Over the summer, we will transition the name of our work group from Cultural and Linguistic Diversity to Social and Environmental (In)Justice.  We’ll still be focused on CLD issues in education, but we’re expanding to explicitly include environmental issues in education.  We see this as a way to further expand partnerships on campus and in our community.  We also see a connection in skill sets for influencing change, advocacy, building systems of resilience, etc.

In the spirit of this name change, I recommend reading “Don’t Worry about that Collapsing Ice Shelf – Just Book Your Beach Week in Arizona,” which quotes an Oregon State University study about the Antarctic ice shelf.  This Grist article is very tongue-in-cheek, but the science demands our attention and does imply future environmentally-driven immigration and land-/water-rights issues that certainly have social justice ramifications.

It’s not too early to mark your calendars for two fall conferences.  Notice the proposal deadlines are closer than you think.

The 5th Annual Teaching with Purpose Conference will be held on October 10-11th at Roosevelt High School in Portland.  They are accepting presentation and workshop proposals until May 30th.  The keynote speakers are Dr. Geneva Gay (University of Washington professor and distinguished scholar of multicultural education) and Dr. Chris Emdin (Teachers College, Columbia University associate professor and Director of Science Education at the Center for Health Equity and Urban Science Education).

The NW Teaching for Social Justice Conference will be held on October 18th at Madison High School in Portland.  They are accepting workshop proposals until July 1st.  The keynote speaker will be Enid Lee (teacher educator and author of over 30 publications, including Beyond Heroes and Holidays).

With the 60th anniversary of the Supreme Court’s Brown v. Board of Education ruling this month, several informative stories have come up out about the re-segregation of American schools.

Secretary Duncan wrote a U.S. Department of Education blog: Progress and Challenges 60 Years After Brown v. Board.  I found it particularly interesting in juxtaposition to their March Civil Rights Data Snapshot showing racial bias in school discipline.  The very first statistic of that snapshot is a startling one: “Black children represent 18% of preschool enrollment, but 48% of preschool children receiving more than one out-of-school suspension.”  [Oregon Public Broadcasting (OPB) aired a short piece about Oregon suspension rates following the national trend.]

The latest NEA Today magazine’s cover article, Still Separate, Still Unequal?, also includes several video clips online that are worth a look.

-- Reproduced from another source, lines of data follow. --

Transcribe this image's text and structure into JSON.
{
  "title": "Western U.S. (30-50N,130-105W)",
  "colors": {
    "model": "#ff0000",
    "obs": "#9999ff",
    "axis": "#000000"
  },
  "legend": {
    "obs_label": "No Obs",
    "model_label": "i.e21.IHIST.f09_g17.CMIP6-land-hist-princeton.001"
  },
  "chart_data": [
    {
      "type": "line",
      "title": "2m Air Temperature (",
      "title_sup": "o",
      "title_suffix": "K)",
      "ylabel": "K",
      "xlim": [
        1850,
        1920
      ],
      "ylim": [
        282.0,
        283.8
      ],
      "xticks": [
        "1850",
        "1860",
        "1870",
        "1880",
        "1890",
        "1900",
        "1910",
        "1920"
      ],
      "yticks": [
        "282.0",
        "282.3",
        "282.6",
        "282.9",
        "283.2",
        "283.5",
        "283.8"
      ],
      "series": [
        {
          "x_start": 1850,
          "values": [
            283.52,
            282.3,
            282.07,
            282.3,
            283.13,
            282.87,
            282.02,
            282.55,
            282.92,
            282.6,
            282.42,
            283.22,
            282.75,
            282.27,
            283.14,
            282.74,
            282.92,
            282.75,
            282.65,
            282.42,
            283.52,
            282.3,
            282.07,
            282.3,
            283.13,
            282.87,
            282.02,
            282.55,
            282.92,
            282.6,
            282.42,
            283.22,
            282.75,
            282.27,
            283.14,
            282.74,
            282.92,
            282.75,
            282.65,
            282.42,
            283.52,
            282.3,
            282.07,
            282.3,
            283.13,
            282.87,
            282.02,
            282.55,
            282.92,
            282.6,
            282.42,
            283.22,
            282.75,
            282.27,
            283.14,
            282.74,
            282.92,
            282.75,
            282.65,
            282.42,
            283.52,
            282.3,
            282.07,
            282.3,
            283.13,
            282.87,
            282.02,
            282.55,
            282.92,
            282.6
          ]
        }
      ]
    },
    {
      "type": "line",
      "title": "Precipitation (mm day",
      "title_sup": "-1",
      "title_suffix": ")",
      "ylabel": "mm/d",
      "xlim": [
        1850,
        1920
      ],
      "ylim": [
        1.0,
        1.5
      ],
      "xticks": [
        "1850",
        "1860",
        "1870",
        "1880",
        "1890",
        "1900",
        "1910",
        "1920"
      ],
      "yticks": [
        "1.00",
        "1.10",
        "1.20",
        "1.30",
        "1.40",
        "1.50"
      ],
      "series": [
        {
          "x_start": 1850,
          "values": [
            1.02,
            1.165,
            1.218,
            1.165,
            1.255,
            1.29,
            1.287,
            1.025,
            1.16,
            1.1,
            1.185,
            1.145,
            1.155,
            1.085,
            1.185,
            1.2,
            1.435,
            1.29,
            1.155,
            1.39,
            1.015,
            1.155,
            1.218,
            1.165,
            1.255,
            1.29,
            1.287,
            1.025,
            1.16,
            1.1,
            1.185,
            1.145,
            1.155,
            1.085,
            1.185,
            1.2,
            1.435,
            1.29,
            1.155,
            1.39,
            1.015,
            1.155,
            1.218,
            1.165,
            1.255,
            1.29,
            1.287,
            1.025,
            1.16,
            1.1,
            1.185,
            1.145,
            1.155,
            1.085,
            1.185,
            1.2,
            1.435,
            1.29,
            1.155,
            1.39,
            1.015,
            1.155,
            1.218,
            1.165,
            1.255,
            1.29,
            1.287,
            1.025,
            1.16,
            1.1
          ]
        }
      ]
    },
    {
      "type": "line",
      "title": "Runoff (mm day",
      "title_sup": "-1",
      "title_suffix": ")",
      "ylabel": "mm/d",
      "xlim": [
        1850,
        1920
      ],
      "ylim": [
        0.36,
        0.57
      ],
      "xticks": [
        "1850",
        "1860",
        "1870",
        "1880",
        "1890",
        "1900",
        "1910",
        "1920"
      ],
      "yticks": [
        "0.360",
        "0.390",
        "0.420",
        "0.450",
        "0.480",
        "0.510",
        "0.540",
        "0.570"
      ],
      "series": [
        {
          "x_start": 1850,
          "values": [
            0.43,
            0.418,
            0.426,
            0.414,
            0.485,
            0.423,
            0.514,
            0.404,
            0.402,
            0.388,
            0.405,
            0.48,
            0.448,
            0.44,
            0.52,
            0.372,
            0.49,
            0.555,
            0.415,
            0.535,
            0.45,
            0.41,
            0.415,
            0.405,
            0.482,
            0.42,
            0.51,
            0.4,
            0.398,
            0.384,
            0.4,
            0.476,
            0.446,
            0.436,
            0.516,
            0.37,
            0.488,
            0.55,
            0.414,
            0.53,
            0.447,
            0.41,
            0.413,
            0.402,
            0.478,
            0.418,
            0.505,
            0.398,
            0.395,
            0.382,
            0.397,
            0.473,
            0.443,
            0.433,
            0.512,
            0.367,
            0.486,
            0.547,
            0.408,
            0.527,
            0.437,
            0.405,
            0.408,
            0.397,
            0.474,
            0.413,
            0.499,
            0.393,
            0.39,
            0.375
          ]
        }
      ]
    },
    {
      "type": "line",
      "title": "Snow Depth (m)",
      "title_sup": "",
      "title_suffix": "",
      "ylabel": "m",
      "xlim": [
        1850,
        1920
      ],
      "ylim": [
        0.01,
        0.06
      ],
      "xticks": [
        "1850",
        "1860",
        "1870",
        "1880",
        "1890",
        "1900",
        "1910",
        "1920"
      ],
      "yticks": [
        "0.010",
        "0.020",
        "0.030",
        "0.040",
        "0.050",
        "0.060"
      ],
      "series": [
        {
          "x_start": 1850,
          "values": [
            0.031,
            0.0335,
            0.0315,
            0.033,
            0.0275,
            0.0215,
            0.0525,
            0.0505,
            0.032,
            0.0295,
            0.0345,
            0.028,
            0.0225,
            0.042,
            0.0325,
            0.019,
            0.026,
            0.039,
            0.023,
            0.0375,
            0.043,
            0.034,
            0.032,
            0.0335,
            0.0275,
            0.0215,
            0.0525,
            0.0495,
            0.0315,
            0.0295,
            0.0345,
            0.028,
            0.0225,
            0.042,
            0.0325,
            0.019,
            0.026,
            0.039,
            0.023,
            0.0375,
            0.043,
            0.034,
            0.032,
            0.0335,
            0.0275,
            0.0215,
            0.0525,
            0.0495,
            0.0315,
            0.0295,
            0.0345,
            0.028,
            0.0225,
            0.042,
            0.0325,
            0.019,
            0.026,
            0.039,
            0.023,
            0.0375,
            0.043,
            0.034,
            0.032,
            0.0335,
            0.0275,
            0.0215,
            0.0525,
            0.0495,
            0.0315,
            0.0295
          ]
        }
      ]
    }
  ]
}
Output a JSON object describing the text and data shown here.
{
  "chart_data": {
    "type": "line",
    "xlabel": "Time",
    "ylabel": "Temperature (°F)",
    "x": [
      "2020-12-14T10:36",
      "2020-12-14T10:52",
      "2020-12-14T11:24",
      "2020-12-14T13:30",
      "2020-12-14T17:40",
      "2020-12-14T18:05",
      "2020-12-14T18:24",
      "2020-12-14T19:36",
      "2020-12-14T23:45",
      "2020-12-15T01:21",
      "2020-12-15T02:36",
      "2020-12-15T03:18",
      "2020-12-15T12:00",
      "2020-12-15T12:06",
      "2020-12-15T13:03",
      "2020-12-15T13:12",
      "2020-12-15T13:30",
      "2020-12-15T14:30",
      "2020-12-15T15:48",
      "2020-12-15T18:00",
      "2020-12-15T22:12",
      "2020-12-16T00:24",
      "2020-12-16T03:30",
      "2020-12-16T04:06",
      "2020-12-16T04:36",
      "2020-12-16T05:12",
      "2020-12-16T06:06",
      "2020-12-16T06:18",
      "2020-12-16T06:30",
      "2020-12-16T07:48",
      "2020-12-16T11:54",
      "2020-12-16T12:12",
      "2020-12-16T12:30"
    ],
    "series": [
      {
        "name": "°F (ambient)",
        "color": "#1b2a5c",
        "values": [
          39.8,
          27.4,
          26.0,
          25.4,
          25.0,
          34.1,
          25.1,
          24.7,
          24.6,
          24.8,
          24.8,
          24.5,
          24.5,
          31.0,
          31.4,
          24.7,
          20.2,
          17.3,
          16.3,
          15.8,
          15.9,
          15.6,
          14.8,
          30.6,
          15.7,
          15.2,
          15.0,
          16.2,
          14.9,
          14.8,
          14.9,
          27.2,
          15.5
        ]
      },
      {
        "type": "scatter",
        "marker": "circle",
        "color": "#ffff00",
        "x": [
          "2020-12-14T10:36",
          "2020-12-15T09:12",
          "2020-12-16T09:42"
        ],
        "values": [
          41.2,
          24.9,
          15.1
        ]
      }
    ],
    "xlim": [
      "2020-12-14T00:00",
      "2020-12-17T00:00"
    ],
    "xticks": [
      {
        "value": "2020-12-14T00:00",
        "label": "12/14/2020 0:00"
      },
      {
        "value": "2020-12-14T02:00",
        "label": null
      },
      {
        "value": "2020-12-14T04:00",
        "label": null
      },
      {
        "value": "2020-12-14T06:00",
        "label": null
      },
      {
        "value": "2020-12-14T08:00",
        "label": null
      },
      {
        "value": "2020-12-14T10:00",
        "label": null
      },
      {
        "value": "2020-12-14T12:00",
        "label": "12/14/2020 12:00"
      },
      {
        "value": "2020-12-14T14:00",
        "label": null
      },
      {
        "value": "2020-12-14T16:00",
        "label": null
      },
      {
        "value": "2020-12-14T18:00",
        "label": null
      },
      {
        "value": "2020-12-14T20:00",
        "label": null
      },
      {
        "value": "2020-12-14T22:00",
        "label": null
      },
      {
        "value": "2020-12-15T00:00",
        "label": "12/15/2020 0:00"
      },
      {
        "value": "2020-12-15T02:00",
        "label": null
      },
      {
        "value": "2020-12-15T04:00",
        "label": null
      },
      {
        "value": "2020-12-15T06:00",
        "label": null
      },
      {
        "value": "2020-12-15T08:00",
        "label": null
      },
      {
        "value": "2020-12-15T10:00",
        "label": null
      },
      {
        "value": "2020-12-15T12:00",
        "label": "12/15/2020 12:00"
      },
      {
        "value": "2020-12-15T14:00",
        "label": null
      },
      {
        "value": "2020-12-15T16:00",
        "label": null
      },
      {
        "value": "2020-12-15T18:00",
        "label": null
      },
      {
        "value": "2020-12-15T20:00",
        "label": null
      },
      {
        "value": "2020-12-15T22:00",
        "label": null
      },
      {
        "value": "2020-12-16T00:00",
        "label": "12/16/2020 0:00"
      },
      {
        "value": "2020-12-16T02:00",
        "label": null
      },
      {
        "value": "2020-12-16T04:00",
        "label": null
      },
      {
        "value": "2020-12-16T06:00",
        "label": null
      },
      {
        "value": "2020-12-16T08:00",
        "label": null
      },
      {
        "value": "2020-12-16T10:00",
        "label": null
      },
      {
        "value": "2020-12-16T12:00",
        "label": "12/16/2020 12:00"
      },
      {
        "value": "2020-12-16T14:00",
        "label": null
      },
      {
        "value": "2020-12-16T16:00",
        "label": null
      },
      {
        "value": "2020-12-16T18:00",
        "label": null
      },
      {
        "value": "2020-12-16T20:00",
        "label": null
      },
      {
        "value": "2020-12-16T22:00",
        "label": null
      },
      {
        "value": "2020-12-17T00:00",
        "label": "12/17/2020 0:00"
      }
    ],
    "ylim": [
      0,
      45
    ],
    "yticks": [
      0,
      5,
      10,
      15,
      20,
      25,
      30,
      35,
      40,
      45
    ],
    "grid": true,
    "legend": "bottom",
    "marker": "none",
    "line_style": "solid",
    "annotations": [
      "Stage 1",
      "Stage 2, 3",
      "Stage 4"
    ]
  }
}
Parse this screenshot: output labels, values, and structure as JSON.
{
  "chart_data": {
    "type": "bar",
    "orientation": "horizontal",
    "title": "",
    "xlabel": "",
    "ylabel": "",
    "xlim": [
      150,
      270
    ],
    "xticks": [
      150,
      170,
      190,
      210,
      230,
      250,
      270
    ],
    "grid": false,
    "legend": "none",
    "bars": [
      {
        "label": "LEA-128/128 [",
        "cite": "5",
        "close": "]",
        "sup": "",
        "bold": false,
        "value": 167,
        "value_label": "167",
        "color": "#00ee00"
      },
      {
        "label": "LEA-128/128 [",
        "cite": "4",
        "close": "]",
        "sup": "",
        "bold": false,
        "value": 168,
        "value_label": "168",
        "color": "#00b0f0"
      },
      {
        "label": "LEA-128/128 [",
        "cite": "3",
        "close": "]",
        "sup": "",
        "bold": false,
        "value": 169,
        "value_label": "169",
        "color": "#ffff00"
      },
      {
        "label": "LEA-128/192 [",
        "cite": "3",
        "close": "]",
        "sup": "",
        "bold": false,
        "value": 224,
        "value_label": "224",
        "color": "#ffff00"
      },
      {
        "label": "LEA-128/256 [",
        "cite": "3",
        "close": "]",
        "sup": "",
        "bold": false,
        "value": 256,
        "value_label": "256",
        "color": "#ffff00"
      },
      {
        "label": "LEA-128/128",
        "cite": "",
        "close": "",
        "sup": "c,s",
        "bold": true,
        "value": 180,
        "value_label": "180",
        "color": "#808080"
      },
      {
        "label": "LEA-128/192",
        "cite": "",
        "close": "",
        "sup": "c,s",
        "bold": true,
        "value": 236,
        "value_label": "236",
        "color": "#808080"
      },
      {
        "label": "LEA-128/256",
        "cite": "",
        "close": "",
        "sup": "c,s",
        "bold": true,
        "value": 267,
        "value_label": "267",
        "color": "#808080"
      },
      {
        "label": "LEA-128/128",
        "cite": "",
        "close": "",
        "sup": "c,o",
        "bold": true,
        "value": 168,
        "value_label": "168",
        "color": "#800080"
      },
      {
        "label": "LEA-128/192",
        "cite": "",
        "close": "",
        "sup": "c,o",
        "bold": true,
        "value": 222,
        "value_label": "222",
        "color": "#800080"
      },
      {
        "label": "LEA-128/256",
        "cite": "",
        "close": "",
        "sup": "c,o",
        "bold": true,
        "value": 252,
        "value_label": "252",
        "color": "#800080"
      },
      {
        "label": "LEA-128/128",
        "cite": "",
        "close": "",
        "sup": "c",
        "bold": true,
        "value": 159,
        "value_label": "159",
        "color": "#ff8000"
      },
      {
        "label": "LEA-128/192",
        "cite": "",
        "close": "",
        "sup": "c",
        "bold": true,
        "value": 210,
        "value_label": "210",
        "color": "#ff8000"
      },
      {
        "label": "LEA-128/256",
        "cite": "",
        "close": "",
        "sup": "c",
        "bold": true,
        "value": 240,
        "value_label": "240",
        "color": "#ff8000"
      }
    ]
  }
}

Perhaps the most provocative story is Alexandra Pelosi and Dorian Warren’s discussion of how public schools have become re-segregated since the 1980s in their The Re-Segregation of America’s Schools online video, taken from a Now with Alex Wagner segment on MSNBC.

World Language and Culture Day is coming up on Thursday, May 15, with events in the MU Ballroom at 9 AM – 3 PM.  OSU’s World Languages and Cultures Department is organizing this “day bursting with performances, informational kiosks, and presentations for university and high school students, faulty, staff, and the surrounding community.” A Facebook event page has now been started, too.   If you go in the morning, look for our College of Education table.

You might also be interested in this week’s Spanish Language Film Festival at the Darkside Cinema (214 SW 4th St., Corvallis).  It’s being organized by the Spanish Film Club and sponsored by the School of Language, Culture, and Society with help from PRAGDA and the Embassy of Spain in Washington, DC.

The Center for Latino/a Studies and Engagement (CL@SE) will also be showing Gay Latino LA: Coming of Age at the Darkside on Thursday, May 8th at 6:30 PM – as part of their CL@SE 2014 Documentary Film Series – followed by a Q&A session with director Jonathan Menendez and actor Mario Lopez.   Earlier that same day, Lydia Oterio will be at the Centro Cultural César Chávez speaking on Revisiting the Mexican American Past for a Place-Based Sustainability Model.